In a week, Tom leaves for North Caicos to plant our vegetable garden there. After all, North Caicos is “the garden island” and “the breadbasket of the TCI.” Things grow there.
Anyone who nods their head at that has probably accepted, without question, many more clichés about the islands and island life. Frankly, I’m tired of these trite phrases. Look at the ads and websites touting tourism, and you’ll see the same old stuff.
Pick an island, any island. I’ll bet it’s a “tropical paradise” with “unspoiled beauty.” It has “sun-kissed beaches” of “powdery white sand” and “crystal clear waters.” It’s truly an “island hideaway” and anyone there is surely “livin’ the life” (whatever that means).
And, of course, everything there is “world-class.” You name it—the resorts, spas, restaurants, casinos—world-class, baby.
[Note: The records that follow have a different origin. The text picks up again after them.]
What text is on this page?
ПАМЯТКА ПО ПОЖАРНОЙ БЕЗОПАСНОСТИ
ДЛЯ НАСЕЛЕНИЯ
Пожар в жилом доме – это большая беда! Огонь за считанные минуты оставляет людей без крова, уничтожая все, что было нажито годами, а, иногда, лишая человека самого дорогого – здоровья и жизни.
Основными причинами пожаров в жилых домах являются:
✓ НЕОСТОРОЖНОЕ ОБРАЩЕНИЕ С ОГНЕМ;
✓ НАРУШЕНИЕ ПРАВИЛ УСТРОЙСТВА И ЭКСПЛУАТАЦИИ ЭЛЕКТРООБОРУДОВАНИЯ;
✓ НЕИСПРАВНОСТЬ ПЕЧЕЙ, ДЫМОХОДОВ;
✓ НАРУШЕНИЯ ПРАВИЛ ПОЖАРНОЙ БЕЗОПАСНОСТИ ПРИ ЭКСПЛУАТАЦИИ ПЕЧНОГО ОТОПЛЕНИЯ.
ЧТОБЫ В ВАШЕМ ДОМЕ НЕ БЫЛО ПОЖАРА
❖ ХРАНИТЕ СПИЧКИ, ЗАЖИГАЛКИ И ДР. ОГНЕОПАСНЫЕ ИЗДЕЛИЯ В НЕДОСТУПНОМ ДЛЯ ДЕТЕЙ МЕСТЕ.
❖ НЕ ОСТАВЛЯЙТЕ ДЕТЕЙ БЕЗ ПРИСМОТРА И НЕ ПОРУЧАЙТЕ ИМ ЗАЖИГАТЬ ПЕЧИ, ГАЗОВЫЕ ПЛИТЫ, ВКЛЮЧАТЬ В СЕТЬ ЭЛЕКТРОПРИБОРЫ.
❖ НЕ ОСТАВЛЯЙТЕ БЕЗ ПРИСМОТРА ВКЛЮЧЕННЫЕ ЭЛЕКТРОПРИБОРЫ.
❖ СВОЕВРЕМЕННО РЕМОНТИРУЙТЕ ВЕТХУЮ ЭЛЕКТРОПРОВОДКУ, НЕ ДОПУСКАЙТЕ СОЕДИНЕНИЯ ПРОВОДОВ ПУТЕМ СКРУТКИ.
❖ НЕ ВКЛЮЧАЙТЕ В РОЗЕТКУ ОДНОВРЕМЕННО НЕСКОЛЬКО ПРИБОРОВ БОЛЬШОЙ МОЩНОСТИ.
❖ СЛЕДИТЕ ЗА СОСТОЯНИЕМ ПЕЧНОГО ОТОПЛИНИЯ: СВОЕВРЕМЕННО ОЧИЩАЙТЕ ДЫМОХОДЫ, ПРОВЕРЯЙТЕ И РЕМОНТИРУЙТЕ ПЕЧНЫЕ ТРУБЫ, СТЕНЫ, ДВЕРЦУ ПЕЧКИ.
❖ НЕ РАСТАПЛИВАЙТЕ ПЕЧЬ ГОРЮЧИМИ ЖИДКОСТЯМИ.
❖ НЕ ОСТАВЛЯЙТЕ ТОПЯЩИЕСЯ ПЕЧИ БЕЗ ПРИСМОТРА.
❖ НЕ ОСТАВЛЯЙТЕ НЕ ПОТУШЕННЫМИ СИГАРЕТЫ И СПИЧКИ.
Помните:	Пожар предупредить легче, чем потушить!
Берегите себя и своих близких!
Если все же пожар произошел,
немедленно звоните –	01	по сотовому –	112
Just once, I’d love to see an ad note our world-class mosquitoes or our world-class garbage dumps.
In addition to the word clichés, there are the visual clichés. Have you ever seen a photo of a single conch shell or starfish on an otherwise empty beach, waves lapping at its edges? Yeah, me too, many times. Or the one with the palm tree bending over the turquoise water.
Sometimes, the visual clichés can be real. The hammock photo on this page is an un-enhanced shot from Lovey Forbes’ property. Other times, they are setups or downright lies. When St. Charles on North was being built and its owners trying to sell condos, their ad featured a shot from the beach (with a bending palm tree) looking out to a small cay. I don’t know where the photo was taken, but it definitely was not the St. Charles property, where no palm tree sits that close to the beach and there is no nearby cay. As they say, caveat emptor. What you see is not what you get.
Our Caribbean clichés can be laughed off as shorthand and ad-speak, but we should take them more seriously, because they brew false expectations. Chances are, you’re not going to find that perfect conch shell on the beach at Grace Bay, which has few shells at all and many, many more people. You might find it on North, but it will be among other beach rubble that will probably include plastic.
As for “the garden island,” my husband knows that while things can grow on North, they take a lot of work and attention. Just ask any of the people trying to make a living from farming there. It’s time to retire that cliché and many others.